'Younger, working age people' in Sheffield more likely to test positive for coronavirus, health boss confirms

The average age of a person in Sheffield who tests positive for coronavirus has fallen significantly in recent weeks, and now stands within the ‘30s to 40s’ age bracket.

Thursday, 20th August 2020, 5:57 pm

Ruth Granger, Health Protection Manager for Sheffield City Council, confirmed this as she appealed for more people to get tested in the city as the council continues to try to bring the infection rate down.

This comes as Sheffield’s infection rate, which is based on the number of new cases per 100,000 of the population in a given week, has risen to 17.4 for the week up to August 16, from 16.9 the week before.

Ms Granger explained: “We are entering the stubborn, tail end of the first wave of the pandemic, and the infection rate is changing every week, going up and down between around 13 and 17 new cases per 100,000 people.

Sign up to our public interest bulletins - get the latest news on the Coronavirus

Sign up to our public interest bulletins - get the latest news on the Coronavirus

The drive-in testing site at Meadowhall.

"Over the course of the pandemic the average age of people testing positive for the virus has decreased quite a lot. In April and May it was in the 50s and 60s, however over the past few weeks it has come down to being in the 30s and 40s.

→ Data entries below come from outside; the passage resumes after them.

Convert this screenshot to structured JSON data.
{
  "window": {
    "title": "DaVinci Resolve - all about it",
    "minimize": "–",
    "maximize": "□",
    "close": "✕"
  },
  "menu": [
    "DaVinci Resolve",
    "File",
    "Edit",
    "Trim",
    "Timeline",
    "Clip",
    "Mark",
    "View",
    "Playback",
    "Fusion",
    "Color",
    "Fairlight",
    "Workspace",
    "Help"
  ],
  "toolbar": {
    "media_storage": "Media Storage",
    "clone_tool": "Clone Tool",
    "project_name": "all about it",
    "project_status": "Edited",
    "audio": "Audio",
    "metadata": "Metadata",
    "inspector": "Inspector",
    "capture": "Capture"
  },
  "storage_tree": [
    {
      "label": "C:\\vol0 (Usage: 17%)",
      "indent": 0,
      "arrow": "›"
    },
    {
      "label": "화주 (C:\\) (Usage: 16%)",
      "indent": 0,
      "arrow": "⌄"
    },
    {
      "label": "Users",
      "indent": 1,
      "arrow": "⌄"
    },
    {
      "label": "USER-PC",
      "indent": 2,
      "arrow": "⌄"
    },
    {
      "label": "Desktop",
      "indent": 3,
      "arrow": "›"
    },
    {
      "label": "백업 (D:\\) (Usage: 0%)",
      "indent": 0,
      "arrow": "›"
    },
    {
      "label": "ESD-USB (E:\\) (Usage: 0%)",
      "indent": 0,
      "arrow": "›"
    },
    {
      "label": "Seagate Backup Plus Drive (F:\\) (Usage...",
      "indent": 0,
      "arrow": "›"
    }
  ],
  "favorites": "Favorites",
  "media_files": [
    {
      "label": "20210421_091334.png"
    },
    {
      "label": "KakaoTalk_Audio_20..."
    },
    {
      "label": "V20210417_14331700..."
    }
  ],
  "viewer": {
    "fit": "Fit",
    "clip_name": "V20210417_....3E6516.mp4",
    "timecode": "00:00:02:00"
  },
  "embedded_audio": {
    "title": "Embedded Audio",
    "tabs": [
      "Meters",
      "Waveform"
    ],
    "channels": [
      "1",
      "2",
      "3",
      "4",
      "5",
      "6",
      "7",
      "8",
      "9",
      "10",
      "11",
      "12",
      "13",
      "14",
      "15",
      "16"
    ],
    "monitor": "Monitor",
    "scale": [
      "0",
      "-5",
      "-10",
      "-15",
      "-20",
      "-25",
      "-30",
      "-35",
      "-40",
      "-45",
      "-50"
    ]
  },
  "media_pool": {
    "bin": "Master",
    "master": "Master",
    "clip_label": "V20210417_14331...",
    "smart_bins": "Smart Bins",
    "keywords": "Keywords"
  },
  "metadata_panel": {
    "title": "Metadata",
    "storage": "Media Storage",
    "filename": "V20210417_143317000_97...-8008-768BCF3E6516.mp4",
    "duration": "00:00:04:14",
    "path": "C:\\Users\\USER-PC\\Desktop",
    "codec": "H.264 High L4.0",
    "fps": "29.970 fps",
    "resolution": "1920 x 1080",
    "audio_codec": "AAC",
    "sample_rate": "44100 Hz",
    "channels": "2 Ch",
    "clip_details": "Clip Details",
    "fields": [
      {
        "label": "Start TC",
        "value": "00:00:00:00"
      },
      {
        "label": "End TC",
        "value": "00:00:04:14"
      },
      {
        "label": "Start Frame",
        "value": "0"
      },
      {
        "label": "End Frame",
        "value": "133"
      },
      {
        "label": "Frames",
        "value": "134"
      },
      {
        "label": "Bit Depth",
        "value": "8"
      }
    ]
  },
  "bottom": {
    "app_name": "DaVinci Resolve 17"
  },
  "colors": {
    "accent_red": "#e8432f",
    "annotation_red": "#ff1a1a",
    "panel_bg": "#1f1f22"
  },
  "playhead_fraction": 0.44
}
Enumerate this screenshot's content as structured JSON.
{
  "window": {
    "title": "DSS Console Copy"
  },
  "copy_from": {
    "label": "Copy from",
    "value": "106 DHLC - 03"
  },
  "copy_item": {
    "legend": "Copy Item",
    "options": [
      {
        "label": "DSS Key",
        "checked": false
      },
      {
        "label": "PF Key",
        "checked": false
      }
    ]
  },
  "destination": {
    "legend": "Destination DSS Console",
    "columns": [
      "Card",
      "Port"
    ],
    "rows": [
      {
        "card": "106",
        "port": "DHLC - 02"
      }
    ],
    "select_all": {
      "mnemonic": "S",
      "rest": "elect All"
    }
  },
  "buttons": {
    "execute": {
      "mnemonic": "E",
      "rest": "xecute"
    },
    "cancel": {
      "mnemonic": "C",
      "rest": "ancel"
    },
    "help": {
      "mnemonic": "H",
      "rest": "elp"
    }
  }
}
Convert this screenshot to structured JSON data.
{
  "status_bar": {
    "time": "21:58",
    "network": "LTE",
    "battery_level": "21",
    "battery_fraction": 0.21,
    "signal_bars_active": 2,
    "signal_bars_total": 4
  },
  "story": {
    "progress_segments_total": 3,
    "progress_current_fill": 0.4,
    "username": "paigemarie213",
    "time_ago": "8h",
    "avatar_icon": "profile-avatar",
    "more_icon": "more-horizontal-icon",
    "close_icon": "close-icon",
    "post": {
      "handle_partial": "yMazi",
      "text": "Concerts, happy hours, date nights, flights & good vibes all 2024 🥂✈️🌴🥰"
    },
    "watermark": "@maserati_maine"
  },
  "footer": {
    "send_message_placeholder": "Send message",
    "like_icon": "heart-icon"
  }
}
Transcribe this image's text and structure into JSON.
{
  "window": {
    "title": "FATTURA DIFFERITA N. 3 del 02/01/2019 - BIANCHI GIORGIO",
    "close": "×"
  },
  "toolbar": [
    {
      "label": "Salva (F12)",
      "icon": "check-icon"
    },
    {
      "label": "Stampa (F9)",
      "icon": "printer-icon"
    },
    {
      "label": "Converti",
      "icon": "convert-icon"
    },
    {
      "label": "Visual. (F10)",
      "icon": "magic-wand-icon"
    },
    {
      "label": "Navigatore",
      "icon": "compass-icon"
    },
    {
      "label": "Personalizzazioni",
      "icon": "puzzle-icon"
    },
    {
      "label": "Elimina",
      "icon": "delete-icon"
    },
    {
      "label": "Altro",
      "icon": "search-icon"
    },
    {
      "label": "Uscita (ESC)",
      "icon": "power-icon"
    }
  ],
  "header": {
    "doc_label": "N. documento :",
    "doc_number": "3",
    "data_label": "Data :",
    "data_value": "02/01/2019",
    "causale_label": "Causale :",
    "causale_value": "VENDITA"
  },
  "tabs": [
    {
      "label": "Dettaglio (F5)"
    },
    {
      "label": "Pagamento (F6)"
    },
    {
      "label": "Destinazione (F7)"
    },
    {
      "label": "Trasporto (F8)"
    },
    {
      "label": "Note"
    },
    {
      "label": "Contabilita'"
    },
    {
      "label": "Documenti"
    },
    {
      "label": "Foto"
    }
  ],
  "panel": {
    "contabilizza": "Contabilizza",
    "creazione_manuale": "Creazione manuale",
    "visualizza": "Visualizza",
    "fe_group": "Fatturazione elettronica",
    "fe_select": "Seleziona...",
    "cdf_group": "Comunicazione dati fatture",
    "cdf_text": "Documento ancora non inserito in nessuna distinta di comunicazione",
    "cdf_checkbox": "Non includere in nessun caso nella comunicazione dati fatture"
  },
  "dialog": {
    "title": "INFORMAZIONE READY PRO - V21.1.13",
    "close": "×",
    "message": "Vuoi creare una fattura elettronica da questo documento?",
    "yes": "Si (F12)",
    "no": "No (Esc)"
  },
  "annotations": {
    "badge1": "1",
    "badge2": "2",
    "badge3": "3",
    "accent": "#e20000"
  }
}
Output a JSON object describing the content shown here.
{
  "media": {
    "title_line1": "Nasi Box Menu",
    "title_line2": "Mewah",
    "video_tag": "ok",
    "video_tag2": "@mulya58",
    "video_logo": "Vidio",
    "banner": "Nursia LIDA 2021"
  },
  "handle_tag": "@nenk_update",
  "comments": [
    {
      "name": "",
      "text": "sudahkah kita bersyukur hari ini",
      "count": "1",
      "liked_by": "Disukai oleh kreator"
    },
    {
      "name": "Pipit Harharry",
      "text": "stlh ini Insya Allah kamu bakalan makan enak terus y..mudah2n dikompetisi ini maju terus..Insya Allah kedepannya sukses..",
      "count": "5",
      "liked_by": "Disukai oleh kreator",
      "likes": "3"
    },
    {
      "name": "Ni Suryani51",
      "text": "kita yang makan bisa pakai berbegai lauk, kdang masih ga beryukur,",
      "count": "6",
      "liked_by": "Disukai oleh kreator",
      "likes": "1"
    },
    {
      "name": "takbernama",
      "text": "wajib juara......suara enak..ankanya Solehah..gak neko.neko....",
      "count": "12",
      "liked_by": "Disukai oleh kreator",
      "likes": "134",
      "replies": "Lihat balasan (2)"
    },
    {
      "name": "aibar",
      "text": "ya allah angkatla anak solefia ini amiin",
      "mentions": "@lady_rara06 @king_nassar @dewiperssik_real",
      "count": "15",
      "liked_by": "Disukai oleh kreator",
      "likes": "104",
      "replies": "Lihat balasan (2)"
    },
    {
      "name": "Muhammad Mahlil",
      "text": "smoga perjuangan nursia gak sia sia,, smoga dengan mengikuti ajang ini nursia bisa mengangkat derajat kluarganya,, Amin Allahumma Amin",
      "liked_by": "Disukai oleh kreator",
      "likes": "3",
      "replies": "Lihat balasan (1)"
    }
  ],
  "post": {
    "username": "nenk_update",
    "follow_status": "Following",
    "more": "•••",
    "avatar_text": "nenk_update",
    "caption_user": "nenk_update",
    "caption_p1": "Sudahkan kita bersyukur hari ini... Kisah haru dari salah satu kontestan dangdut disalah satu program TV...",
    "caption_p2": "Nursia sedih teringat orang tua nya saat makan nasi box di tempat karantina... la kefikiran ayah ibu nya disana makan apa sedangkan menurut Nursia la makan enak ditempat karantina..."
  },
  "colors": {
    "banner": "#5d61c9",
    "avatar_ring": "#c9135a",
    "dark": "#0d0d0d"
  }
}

"And if the average is now in the 30s and 40s, that means people younger than that are testing positive as well and that has helped to bring the average down.

"This could be down to many factors. These are people of a younger, working age, so it could be that more people are going back to work, and it is spreading.

"It could also be that people are beginning to mix more socially again. Lots of parts of the economy are lifting their lockdown measures.

Ruth Granger, Health Protection Manager for Sheffield City Council

"Also, some older people are still very nervous so are still not mixing as much.”

In order to limit the spread of coronavirus caused by younger age groups, Ms Granger is urging people to get tested, even if they only exhibit the mildest of symptoms.

“We want everybody to have easy access to testing,” Ms Granger explained. “We have had the drive-in testing site at Meadowhall for some time where you can go with an appointment.

"We have also got the testing site at Olympic Legacy Park which does appointments as well as testing people who just walk in.

“Recently we have also opened one in Sharrow on Alderson Road, near the London Road pharmacy, which also does walk-ins as well as appointments.

“That is being used really well. We have had more than 100 people go there to be tested every day. We really want to focus on urging to people to get tested as soon as they have symptoms.

"Even if you have symptoms but are not badly affected, it is important that you get tested and self isolate if you test positive because you could pass it on to a more vulnerable person.”

According to Ms Granger, Sheffield is still well clear of coming close to the levels of infection experienced by places in the country where local lockdownas have had to be enforced.

"When you compare the infection rate in Sheffield to those in areas like Bradford and Greater Manchester you can see it is nowhere near as high,” she said.

The highest infection rate in the country is currently in Northampton, where it is 116.6 new cases per 100,000 people.

Oldham is second with 84.3 and Blackburn and Darwen is third highest with 76.2.

Bradford has an infection rate of 55.2 and Manchester’s is 49.0.